In this embodiment, a lip synchronization system with controllable styles based on multiple reference frames includes:
The audio-video data preprocessing module is used for acquiring speaker video data and driving audio data, extracting driving audio characteristics of each audio frame and driving key points of each video frame, randomly selecting two groups of video frames from video to serve as a first multi-reference picture and a second multi-reference picture respectively, and taking the driving key points of the reference pictures as reference key points;
The audio-to-key point module is used for extracting lip movement style characteristics of a speaker from the video, and predicting fine key points by combining the driving audio characteristics and the reference key points of the first multi-reference graph;
The key point-to-video module is used for generating a lip-shaped synchronous frame by combining the second multi-reference picture and the reference key points thereof and the fine key points predicted by the audio-to-key point module;
the training module is used for calculating loss according to the prediction result of the audio-to-key point module and the generation result of the key point-to-video module and updating the module;
The lip synchronization generating module is used for extracting lip movement style characteristics of a speaker or directly giving the lip movement style characteristics of the speaker from the original video aiming at given driving audio and the original video, and generating a synthesized video synchronous with the given driving audio lip by utilizing the trained audio-to-key point module and the key point-to-video module to finish the lip synchronization task.

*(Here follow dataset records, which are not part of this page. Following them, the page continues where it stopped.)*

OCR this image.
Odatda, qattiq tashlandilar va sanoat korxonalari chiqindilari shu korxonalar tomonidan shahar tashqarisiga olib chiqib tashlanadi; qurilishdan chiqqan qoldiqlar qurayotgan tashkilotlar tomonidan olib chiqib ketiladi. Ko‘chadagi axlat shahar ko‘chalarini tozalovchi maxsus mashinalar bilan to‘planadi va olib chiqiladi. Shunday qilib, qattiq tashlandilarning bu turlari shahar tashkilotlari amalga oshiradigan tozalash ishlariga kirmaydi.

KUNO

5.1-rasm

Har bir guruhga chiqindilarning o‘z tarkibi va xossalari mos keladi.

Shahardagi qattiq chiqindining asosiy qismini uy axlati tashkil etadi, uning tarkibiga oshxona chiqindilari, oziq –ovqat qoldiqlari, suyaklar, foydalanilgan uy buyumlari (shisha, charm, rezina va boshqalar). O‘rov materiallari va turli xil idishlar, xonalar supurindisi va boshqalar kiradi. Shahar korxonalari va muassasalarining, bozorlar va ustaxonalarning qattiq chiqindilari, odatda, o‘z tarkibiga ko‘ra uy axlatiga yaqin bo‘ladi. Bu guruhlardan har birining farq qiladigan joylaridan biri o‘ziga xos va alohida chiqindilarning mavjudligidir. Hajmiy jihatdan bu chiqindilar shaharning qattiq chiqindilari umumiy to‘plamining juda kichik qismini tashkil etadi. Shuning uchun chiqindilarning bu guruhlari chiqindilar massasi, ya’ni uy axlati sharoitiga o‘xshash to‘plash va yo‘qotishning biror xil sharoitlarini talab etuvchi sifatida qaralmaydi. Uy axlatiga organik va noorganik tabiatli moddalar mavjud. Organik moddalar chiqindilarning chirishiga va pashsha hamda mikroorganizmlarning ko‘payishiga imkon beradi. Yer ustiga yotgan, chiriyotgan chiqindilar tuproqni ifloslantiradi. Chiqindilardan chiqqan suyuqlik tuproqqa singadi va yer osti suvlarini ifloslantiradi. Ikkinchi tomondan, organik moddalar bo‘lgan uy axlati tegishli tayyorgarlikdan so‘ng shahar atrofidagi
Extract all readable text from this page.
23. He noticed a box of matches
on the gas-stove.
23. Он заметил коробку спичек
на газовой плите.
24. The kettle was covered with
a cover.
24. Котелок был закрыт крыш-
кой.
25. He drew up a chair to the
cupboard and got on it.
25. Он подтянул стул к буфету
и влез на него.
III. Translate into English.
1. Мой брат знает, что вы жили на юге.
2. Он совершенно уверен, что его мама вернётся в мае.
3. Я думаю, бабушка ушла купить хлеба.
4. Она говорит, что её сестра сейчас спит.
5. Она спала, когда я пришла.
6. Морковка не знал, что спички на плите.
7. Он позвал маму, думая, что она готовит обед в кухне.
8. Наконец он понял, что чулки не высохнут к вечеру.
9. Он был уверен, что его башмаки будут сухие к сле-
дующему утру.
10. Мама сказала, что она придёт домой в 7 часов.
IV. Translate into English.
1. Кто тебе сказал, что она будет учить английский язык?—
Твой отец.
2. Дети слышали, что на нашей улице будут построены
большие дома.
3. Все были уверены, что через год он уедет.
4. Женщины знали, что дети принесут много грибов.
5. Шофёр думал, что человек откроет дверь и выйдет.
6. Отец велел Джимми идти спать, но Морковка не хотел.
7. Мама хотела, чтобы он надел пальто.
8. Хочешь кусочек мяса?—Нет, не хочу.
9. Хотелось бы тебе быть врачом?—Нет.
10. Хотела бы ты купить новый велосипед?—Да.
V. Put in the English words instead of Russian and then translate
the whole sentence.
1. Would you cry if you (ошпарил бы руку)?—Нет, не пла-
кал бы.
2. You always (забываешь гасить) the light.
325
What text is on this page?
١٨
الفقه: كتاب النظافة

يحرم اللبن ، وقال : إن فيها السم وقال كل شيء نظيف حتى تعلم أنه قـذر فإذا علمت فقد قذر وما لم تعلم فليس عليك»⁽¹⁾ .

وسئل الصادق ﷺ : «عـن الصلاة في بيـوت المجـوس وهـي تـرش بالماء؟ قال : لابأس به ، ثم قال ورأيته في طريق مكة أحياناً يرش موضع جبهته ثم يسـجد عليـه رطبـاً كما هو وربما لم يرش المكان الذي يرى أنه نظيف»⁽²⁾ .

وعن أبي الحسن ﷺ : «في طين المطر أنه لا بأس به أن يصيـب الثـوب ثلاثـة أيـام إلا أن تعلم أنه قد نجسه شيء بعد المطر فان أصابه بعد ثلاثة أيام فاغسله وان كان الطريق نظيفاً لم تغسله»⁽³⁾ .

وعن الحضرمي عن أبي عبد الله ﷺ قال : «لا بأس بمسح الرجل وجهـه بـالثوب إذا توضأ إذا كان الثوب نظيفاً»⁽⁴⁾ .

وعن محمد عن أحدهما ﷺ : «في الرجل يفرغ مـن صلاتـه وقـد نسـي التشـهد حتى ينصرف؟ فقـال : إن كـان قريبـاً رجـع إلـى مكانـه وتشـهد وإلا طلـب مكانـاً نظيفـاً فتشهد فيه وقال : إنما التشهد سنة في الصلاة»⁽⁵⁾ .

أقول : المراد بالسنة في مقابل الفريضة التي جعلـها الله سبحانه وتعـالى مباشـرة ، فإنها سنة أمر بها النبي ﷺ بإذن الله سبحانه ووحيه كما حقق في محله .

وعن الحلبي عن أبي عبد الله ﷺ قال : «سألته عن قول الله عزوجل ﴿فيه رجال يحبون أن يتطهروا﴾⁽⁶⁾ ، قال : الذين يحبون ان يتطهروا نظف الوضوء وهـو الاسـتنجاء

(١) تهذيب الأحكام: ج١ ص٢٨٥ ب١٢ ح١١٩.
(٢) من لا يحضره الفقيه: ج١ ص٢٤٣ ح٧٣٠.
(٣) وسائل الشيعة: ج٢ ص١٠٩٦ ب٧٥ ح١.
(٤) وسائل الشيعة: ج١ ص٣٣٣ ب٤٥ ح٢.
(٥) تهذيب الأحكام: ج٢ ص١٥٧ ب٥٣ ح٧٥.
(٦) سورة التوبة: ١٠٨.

For the system embodiment, since the system embodiment basically corresponds to the method embodiment, the relevant parts only need to be referred to in the description of the method embodiment, and the implementation methods of the remaining modules are not repeated herein. The system embodiments described above are merely illustrative, wherein the elements illustrated as separate elements may or may not be physically separate, and the elements shown as elements may or may not be physical elements, may be located in one place, or may be distributed over a plurality of network elements. Some or all of the modules may be selected according to actual needs to achieve the purposes of the present invention. Those of ordinary skill in the art will understand and implement the present invention without undue burden.
Embodiments of the system of the present invention may be applied to any device having data processing capabilities, such as a computer or the like. The system embodiment may be implemented by software, or may be implemented by hardware or a combination of hardware and software. Taking software implementation as an example, the device in a logic sense is formed by reading corresponding computer program instructions in a nonvolatile memory into a memory by a processor of any device with data processing capability.
The foregoing list is only illustrative of specific embodiments of the invention. Obviously, the invention is not limited to the above embodiments, but many variations are possible. All modifications directly derived or suggested to one skilled in the art from the present disclosure should be considered as being within the scope of the present invention.